Its most recent deals include co-title of the combined 500-level WTA/ATP event in Washington, D.C.—the Mubadala Citi DC Open—and a three-year extension and upgrade signed last June of its agreement with SailGP to become one of the series’ global partners in addition to having title sponsorship of the SailGP finale in San Francisco Bay and the New York Sail Grand Prix off of New York City’s Governors Island.

Unlike PIF’s sports partnerships, which always include bringing events to Saudi Arabia, Mubadala’s deals appear to be more like traditional sponsorships—with a priority on raising the fund’s profile among targeted audiences, including U.S. government officials in Washington. If other sovereign funds have a similar focus, that creates far more opportunities for rights holders to approach them with traditional partnership packages.

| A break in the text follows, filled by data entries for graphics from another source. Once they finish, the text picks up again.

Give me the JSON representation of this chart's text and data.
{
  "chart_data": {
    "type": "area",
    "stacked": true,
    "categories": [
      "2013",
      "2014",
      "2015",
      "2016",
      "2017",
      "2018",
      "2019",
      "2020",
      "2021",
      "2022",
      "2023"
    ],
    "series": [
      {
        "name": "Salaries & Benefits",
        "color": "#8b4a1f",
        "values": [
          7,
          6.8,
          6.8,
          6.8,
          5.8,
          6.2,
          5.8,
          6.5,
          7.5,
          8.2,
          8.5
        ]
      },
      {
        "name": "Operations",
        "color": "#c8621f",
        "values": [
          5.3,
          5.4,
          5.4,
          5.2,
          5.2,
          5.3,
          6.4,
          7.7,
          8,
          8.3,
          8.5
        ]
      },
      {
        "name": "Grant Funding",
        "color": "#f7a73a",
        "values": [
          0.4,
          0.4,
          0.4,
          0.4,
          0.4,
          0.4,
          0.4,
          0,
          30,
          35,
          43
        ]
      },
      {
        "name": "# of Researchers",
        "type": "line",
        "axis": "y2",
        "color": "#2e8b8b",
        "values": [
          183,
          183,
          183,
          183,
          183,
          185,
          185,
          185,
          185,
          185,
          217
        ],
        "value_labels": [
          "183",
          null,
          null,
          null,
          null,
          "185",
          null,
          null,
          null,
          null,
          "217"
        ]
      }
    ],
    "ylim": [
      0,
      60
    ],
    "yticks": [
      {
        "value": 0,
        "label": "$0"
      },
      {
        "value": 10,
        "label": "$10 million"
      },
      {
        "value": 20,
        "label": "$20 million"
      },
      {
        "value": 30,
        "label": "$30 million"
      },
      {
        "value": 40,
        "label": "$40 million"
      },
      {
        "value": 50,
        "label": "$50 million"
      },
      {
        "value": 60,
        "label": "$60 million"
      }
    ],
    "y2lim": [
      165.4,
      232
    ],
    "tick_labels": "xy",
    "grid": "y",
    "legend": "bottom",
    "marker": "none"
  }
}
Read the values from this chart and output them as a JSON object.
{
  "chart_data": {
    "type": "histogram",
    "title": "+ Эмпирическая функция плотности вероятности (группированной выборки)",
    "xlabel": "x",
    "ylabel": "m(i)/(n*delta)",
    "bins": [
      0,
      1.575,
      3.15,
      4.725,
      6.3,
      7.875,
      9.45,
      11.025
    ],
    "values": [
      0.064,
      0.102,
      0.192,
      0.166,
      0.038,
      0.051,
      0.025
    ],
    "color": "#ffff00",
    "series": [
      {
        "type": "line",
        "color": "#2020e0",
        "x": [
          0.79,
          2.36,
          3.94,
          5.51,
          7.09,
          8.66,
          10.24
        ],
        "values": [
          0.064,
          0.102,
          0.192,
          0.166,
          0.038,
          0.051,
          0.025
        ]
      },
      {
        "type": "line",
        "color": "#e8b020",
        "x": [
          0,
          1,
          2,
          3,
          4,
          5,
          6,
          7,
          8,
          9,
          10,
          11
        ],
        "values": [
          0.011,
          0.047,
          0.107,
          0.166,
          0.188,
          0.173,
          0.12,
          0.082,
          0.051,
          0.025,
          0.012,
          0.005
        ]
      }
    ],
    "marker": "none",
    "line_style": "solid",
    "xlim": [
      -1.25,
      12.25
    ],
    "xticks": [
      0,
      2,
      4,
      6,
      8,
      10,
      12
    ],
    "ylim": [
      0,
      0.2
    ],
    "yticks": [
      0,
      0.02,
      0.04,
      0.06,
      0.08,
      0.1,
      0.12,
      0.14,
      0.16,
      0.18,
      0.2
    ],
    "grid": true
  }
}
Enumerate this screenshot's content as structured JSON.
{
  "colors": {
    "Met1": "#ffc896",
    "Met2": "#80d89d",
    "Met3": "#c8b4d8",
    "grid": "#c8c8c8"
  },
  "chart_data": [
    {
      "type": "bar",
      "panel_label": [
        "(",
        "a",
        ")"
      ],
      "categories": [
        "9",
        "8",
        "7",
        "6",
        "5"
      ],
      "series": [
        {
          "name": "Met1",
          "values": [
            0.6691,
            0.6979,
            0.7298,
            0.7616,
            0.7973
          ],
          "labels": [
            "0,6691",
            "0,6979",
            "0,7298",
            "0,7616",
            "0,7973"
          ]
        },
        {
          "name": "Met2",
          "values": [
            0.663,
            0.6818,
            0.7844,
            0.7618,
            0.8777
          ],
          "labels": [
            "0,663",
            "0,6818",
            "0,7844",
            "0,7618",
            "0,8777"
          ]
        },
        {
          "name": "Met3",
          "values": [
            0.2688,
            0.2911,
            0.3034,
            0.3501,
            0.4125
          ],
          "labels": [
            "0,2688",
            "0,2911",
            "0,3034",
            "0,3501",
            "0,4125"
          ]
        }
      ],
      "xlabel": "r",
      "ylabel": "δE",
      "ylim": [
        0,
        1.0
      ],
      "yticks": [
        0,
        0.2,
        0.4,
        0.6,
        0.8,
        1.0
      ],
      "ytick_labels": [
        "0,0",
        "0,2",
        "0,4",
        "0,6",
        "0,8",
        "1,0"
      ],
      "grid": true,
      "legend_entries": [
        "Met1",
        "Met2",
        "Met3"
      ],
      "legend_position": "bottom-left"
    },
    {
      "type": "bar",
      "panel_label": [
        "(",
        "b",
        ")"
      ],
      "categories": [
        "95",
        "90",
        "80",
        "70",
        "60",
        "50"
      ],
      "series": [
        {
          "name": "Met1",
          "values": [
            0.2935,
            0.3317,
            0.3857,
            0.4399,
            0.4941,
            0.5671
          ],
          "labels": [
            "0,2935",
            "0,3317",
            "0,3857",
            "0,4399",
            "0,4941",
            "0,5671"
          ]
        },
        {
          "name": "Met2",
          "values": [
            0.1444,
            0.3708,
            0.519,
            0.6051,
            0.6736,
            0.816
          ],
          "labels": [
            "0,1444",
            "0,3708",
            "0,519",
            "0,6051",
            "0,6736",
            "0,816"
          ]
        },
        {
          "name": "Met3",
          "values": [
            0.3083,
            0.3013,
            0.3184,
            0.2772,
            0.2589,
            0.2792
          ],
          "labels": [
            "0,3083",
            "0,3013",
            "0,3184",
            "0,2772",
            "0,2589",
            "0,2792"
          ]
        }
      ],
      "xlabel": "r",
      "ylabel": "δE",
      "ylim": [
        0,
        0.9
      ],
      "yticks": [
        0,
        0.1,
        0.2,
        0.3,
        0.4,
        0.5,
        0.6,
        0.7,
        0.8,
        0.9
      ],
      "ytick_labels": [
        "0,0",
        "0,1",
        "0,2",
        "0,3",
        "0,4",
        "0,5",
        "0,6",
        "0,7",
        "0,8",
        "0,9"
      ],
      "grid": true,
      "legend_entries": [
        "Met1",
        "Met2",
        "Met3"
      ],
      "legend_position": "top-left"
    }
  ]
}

The challenge for sponsorship sellers will be to identify which funds, in addition to the Saudi and Abu Dhabi ones, would be interested in sponsorship benefits. Two of the biggest sovereign funds with investments in U.S. sports teams—Qatar Investment Authority, which last year acquired a five percent stake in Monumental Sports & Entertainment for $200 million, and the Norway Government Pension Fund Global, which owns one percent of Madison Square Garden Sports Corp.—would seem to be likely candidates but have shown no interest in obtaining branding or other assets from the properties they are invested in or others for that matter.

So while rising sponsorship activity makes these multi-billion-dollar entities tempting targets for rights holders, securing deals from sovereign funds is far from a slam dunk. For now, without a connection or an especially compelling proposition, most properties will want to keep tabs on players in the category without making it a top priority over other more likely prospects.